Z raportu firmy Boston Consulting Group wynika, że to najwyższa roczna stopa wzrostu wartości światowego bogactwa od ponad dekady, czyli różnych aktywów zgromadzonych w prywatnych rękach. Co więcej mimo wojny w Ukrainie firma spodziewa się w ciągu najbliższych pięciu lat prawdopodobnie wartość takich aktywów wzrośnie o ok. 80 bln dol.
W efekcie Hongkong prawdopodobnie wyprzedzi Szwajcarię w 2023 r. jako miejsce dla zarządzających największą ilością prywatnego bogactwa, kończąc tym samym ponad 200 lat szwajcarskiej dominacji.
– Rozwój zamożności jest niezwykle prężny i pomimo geopolitycznych zawirowań wzrostu pozostanie – powiedziała Anna Zakrzewski, światowy lider segmentu zarządzania majątkiem w BCG i współautorka raportu. – Chociaż ta stabilność zapewnia zarządzającym majątkiem ogromne możliwości, muszą oni dokonywać strategicznych wyborów, aby zachować konkurencyjność. Zamożni klienci szukają ofert nowej generacji i usług na wyższym poziomie – dodaje.

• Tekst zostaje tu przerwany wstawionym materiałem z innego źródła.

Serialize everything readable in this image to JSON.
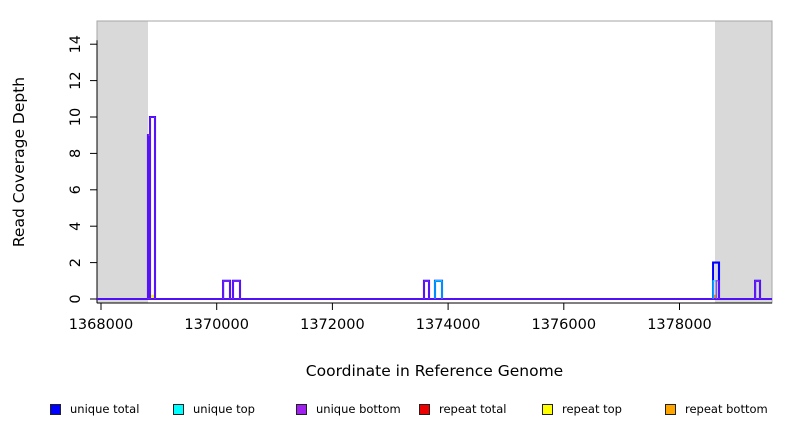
{
  "chart_data": {
    "type": "area",
    "title": "",
    "xlabel": "Coordinate in Reference Genome",
    "ylabel": "Read Coverage Depth",
    "xlim": [
      1367930,
      1379600
    ],
    "ylim": [
      0,
      15.3
    ],
    "x_ticks": [
      1368000,
      1370000,
      1372000,
      1374000,
      1376000,
      1378000
    ],
    "y_ticks": [
      0,
      2,
      4,
      6,
      8,
      10,
      12,
      14
    ],
    "grid": false,
    "legend_position": "bottom",
    "plot_box_color": "#a6a6a6",
    "axis_color": "#000000",
    "shaded_regions": [
      {
        "x0": 1367930,
        "x1": 1368812,
        "color": "#d9d9d9"
      },
      {
        "x0": 1378615,
        "x1": 1379600,
        "color": "#d9d9d9"
      }
    ],
    "series": [
      {
        "name": "repeat total",
        "color": "#ee0000",
        "width": 2,
        "baseline": false,
        "segments": []
      },
      {
        "name": "repeat top",
        "color": "#ffff00",
        "width": 2,
        "baseline": false,
        "segments": [
          {
            "x0": 1368860,
            "x1": 1368900,
            "h": 0.18
          }
        ]
      },
      {
        "name": "repeat bottom",
        "color": "#ffa500",
        "width": 2,
        "baseline": false,
        "segments": [
          {
            "x0": 1378586,
            "x1": 1378622,
            "h": 0.18
          }
        ]
      },
      {
        "name": "unique total",
        "color": "#0000ff",
        "width": 2.1,
        "baseline": true,
        "segments": [
          {
            "x0": 1368812,
            "x1": 1368847,
            "h": 9
          },
          {
            "x0": 1368847,
            "x1": 1368933,
            "h": 10
          },
          {
            "x0": 1370110,
            "x1": 1370230,
            "h": 1
          },
          {
            "x0": 1370282,
            "x1": 1370403,
            "h": 1
          },
          {
            "x0": 1373584,
            "x1": 1373670,
            "h": 1
          },
          {
            "x0": 1373774,
            "x1": 1373895,
            "h": 1
          },
          {
            "x0": 1378581,
            "x1": 1378684,
            "h": 2
          },
          {
            "x0": 1379307,
            "x1": 1379393,
            "h": 1
          }
        ]
      },
      {
        "name": "unique top",
        "color": "#00ffff",
        "width": 1.1,
        "baseline": true,
        "segments": [
          {
            "x0": 1373774,
            "x1": 1373895,
            "h": 1
          },
          {
            "x0": 1378581,
            "x1": 1378640,
            "h": 1
          }
        ]
      },
      {
        "name": "unique bottom",
        "color": "#a020f0",
        "width": 1.1,
        "baseline": true,
        "segments": [
          {
            "x0": 1368812,
            "x1": 1368847,
            "h": 9
          },
          {
            "x0": 1368847,
            "x1": 1368933,
            "h": 10
          },
          {
            "x0": 1370110,
            "x1": 1370230,
            "h": 1
          },
          {
            "x0": 1370282,
            "x1": 1370403,
            "h": 1
          },
          {
            "x0": 1373584,
            "x1": 1373670,
            "h": 1
          },
          {
            "x0": 1378636,
            "x1": 1378684,
            "h": 1
          },
          {
            "x0": 1379307,
            "x1": 1379393,
            "h": 1
          }
        ]
      }
    ],
    "legend": [
      {
        "label": "unique total",
        "color": "#0000ff"
      },
      {
        "label": "unique top",
        "color": "#00ffff"
      },
      {
        "label": "unique bottom",
        "color": "#a020f0"
      },
      {
        "label": "repeat total",
        "color": "#ee0000"
      },
      {
        "label": "repeat top",
        "color": "#ffff00"
      },
      {
        "label": "repeat bottom",
        "color": "#ffa500"
      }
    ]
  }
}
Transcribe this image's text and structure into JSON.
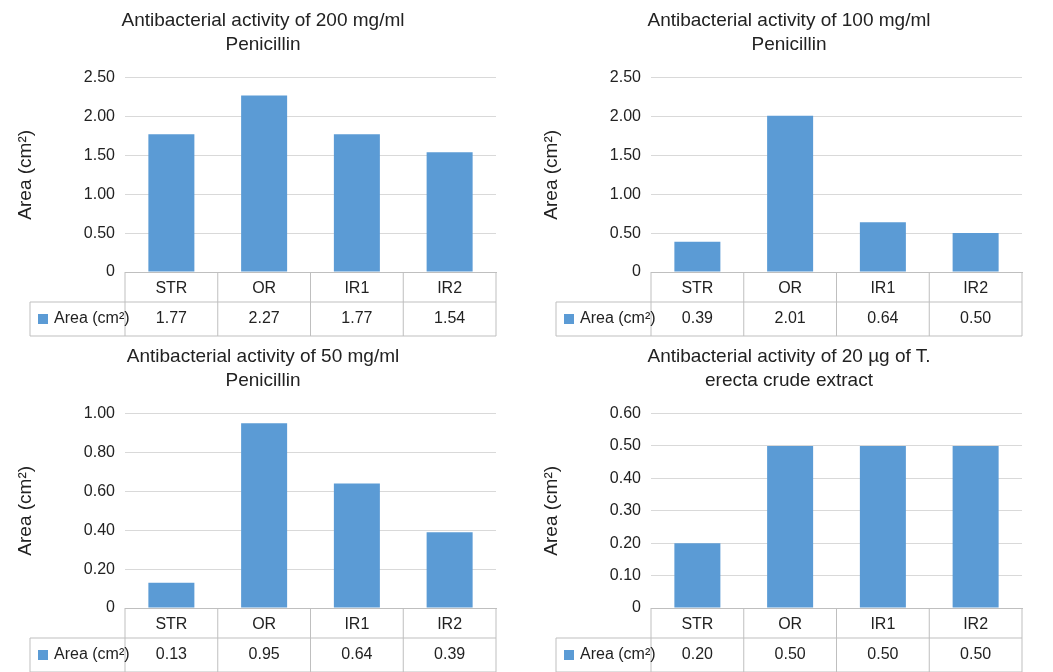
{
  "chart_data": [
    {
      "type": "bar",
      "title": "Antibacterial activity of 200 mg/ml Penicillin",
      "ylabel": "Area (cm²)",
      "categories": [
        "STR",
        "OR",
        "IR1",
        "IR2"
      ],
      "series": [
        {
          "name": "Area (cm²)",
          "color": "#5b9bd5",
          "values": [
            1.77,
            2.27,
            1.77,
            1.54
          ],
          "value_labels": [
            "1.77",
            "2.27",
            "1.77",
            "1.54"
          ]
        }
      ],
      "ylim": [
        0,
        2.5
      ],
      "yticks": [
        {
          "value": 0,
          "label": "0"
        },
        {
          "value": 0.5,
          "label": "0.50"
        },
        {
          "value": 1,
          "label": "1.00"
        },
        {
          "value": 1.5,
          "label": "1.50"
        },
        {
          "value": 2,
          "label": "2.00"
        },
        {
          "value": 2.5,
          "label": "2.50"
        }
      ],
      "grid": "y",
      "legend": "bottom"
    },
    {
      "type": "bar",
      "title": "Antibacterial activity of 100 mg/ml Penicillin",
      "ylabel": "Area (cm²)",
      "categories": [
        "STR",
        "OR",
        "IR1",
        "IR2"
      ],
      "series": [
        {
          "name": "Area (cm²)",
          "color": "#5b9bd5",
          "values": [
            0.39,
            2.01,
            0.64,
            0.5
          ],
          "value_labels": [
            "0.39",
            "2.01",
            "0.64",
            "0.50"
          ]
        }
      ],
      "ylim": [
        0,
        2.5
      ],
      "yticks": [
        {
          "value": 0,
          "label": "0"
        },
        {
          "value": 0.5,
          "label": "0.50"
        },
        {
          "value": 1,
          "label": "1.00"
        },
        {
          "value": 1.5,
          "label": "1.50"
        },
        {
          "value": 2,
          "label": "2.00"
        },
        {
          "value": 2.5,
          "label": "2.50"
        }
      ],
      "grid": "y",
      "legend": "bottom"
    },
    {
      "type": "bar",
      "title": "Antibacterial activity of 50 mg/ml Penicillin",
      "ylabel": "Area (cm²)",
      "categories": [
        "STR",
        "OR",
        "IR1",
        "IR2"
      ],
      "series": [
        {
          "name": "Area (cm²)",
          "color": "#5b9bd5",
          "values": [
            0.13,
            0.95,
            0.64,
            0.39
          ],
          "value_labels": [
            "0.13",
            "0.95",
            "0.64",
            "0.39"
          ]
        }
      ],
      "ylim": [
        0,
        1
      ],
      "yticks": [
        {
          "value": 0,
          "label": "0"
        },
        {
          "value": 0.2,
          "label": "0.20"
        },
        {
          "value": 0.4,
          "label": "0.40"
        },
        {
          "value": 0.6,
          "label": "0.60"
        },
        {
          "value": 0.8,
          "label": "0.80"
        },
        {
          "value": 1,
          "label": "1.00"
        }
      ],
      "grid": "y",
      "legend": "bottom"
    },
    {
      "type": "bar",
      "title": "Antibacterial activity of 20 µg of T. erecta crude extract",
      "ylabel": "Area (cm²)",
      "categories": [
        "STR",
        "OR",
        "IR1",
        "IR2"
      ],
      "series": [
        {
          "name": "Area (cm²)",
          "color": "#5b9bd5",
          "values": [
            0.2,
            0.5,
            0.5,
            0.5
          ],
          "value_labels": [
            "0.20",
            "0.50",
            "0.50",
            "0.50"
          ]
        }
      ],
      "ylim": [
        0,
        0.6
      ],
      "yticks": [
        {
          "value": 0,
          "label": "0"
        },
        {
          "value": 0.1,
          "label": "0.10"
        },
        {
          "value": 0.2,
          "label": "0.20"
        },
        {
          "value": 0.3,
          "label": "0.30"
        },
        {
          "value": 0.4,
          "label": "0.40"
        },
        {
          "value": 0.5,
          "label": "0.50"
        },
        {
          "value": 0.6,
          "label": "0.60"
        }
      ],
      "grid": "y",
      "legend": "bottom"
    }
  ]
}
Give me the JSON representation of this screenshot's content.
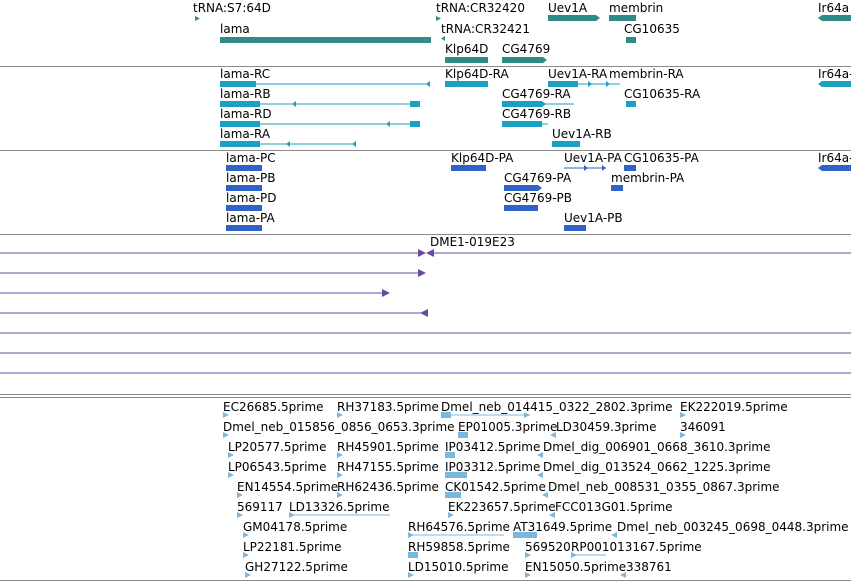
{
  "colors": {
    "gene": "#2e8b86",
    "transcript": "#1aa0c0",
    "protein": "#2f63c8",
    "clone": "#6a4aa0",
    "est": "#7ab8e0",
    "border": "#8a8a8a"
  },
  "tracks": {
    "genes": {
      "labels": [
        {
          "text": "tRNA:S7:64D"
        },
        {
          "text": "tRNA:CR32420"
        },
        {
          "text": "Uev1A"
        },
        {
          "text": "membrin"
        },
        {
          "text": "Ir64a"
        },
        {
          "text": "lama"
        },
        {
          "text": "tRNA:CR32421"
        },
        {
          "text": "CG10635"
        },
        {
          "text": "Klp64D"
        },
        {
          "text": "CG4769"
        }
      ]
    },
    "transcripts": {
      "labels": [
        {
          "text": "lama-RC"
        },
        {
          "text": "Klp64D-RA"
        },
        {
          "text": "Uev1A-RA"
        },
        {
          "text": "membrin-RA"
        },
        {
          "text": "Ir64a-"
        },
        {
          "text": "lama-RB"
        },
        {
          "text": "CG4769-RA"
        },
        {
          "text": "CG10635-RA"
        },
        {
          "text": "lama-RD"
        },
        {
          "text": "CG4769-RB"
        },
        {
          "text": "lama-RA"
        },
        {
          "text": "Uev1A-RB"
        }
      ]
    },
    "proteins": {
      "labels": [
        {
          "text": "lama-PC"
        },
        {
          "text": "Klp64D-PA"
        },
        {
          "text": "Uev1A-PA"
        },
        {
          "text": "CG10635-PA"
        },
        {
          "text": "Ir64a-"
        },
        {
          "text": "lama-PB"
        },
        {
          "text": "CG4769-PA"
        },
        {
          "text": "membrin-PA"
        },
        {
          "text": "lama-PD"
        },
        {
          "text": "CG4769-PB"
        },
        {
          "text": "lama-PA"
        },
        {
          "text": "Uev1A-PB"
        }
      ]
    },
    "clones": {
      "labels": [
        {
          "text": "DME1-019E23"
        }
      ]
    },
    "ests": {
      "labels": [
        {
          "text": "EC26685.5prime"
        },
        {
          "text": "RH37183.5prime"
        },
        {
          "text": "Dmel_neb_014415_0322_2802.3prime"
        },
        {
          "text": "EK222019.5prime"
        },
        {
          "text": "Dmel_neb_015856_0856_0653.3prime"
        },
        {
          "text": "EP01005.3prime"
        },
        {
          "text": "LD30459.3prime"
        },
        {
          "text": "346091"
        },
        {
          "text": "LP20577.5prime"
        },
        {
          "text": "RH45901.5prime"
        },
        {
          "text": "IP03412.5prime"
        },
        {
          "text": "Dmel_dig_006901_0668_3610.3prime"
        },
        {
          "text": "LP06543.5prime"
        },
        {
          "text": "RH47155.5prime"
        },
        {
          "text": "IP03312.5prime"
        },
        {
          "text": "Dmel_dig_013524_0662_1225.3prime"
        },
        {
          "text": "EN14554.5prime"
        },
        {
          "text": "RH62436.5prime"
        },
        {
          "text": "CK01542.5prime"
        },
        {
          "text": "Dmel_neb_008531_0355_0867.3prime"
        },
        {
          "text": "569117"
        },
        {
          "text": "LD13326.5prime"
        },
        {
          "text": "EK223657.5prime"
        },
        {
          "text": "FCC013G01.5prime"
        },
        {
          "text": "GM04178.5prime"
        },
        {
          "text": "RH64576.5prime"
        },
        {
          "text": "AT31649.5prime"
        },
        {
          "text": "Dmel_neb_003245_0698_0448.3prime"
        },
        {
          "text": "LP22181.5prime"
        },
        {
          "text": "RH59858.5prime"
        },
        {
          "text": "569520"
        },
        {
          "text": "RP001013167.5prime"
        },
        {
          "text": "GH27122.5prime"
        },
        {
          "text": "LD15010.5prime"
        },
        {
          "text": "EN15050.5prime"
        },
        {
          "text": "338761"
        }
      ]
    }
  }
}
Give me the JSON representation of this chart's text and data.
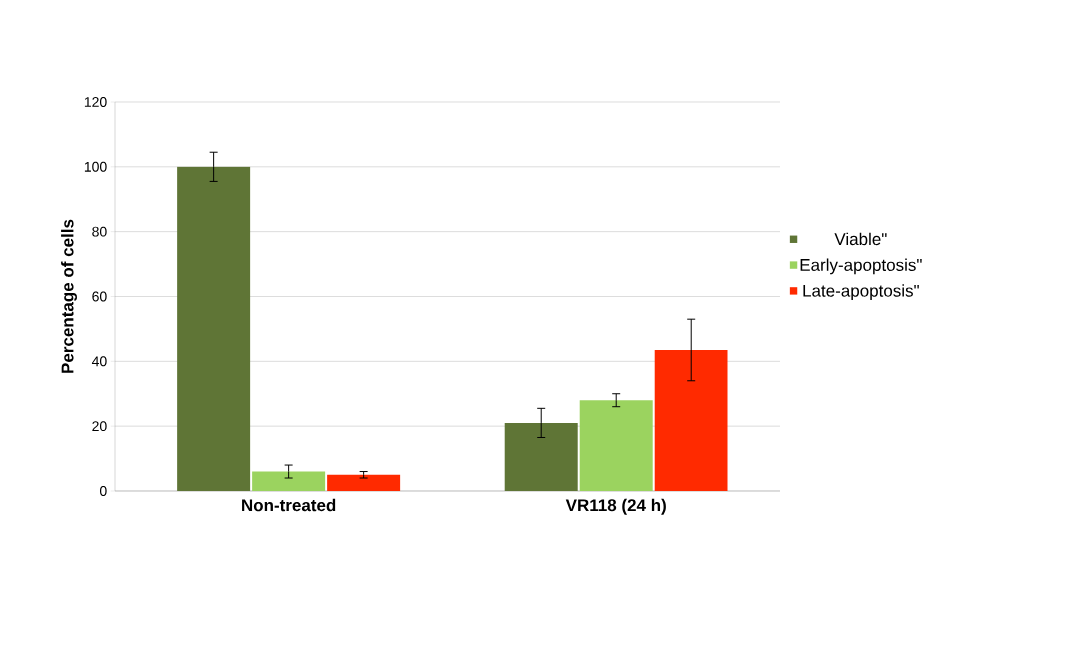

Raport przewiduje, że aktywa majątkowe będą nadal rosły we wszystkich regionach. Jednak region Azji i Pacyfiku utrzyma najszybsze tempo wzrostu bogactwa, a wartość aktywów może wzrosnąć nawet o 8,4 proc. skumulowanego rocznego wskaźnika wzrostu do 2026 r. Jeśli ten wskaźnik się utrzyma, region może być centrum dla prawie jednej czwartej światowego bogactwa do 2026 r.
Bogactwo na Bliskim Wschodzie i w Afryce ma wzrosnąć o 5,4 proc. średniorocznie w ciągu następnych pięciu lat, co jest największym ogólnym skokiem. W Ameryce Północnej wzrost będzie wolniejszy niż w poprzednich latach, z szacowanym CAGR na poziomie 4,7 proc. do 2026 r., w porównaniu z poprzednią średnią z pięciu lat wynoszącą 9,1 proc. Podobnie w Europie Zachodniej wzrost prawdopodobnie spowolni z około 4,5 proc. w ciągu ostatnich pięciu lat do mniej niż 4 proc. rocznie do 2026 r.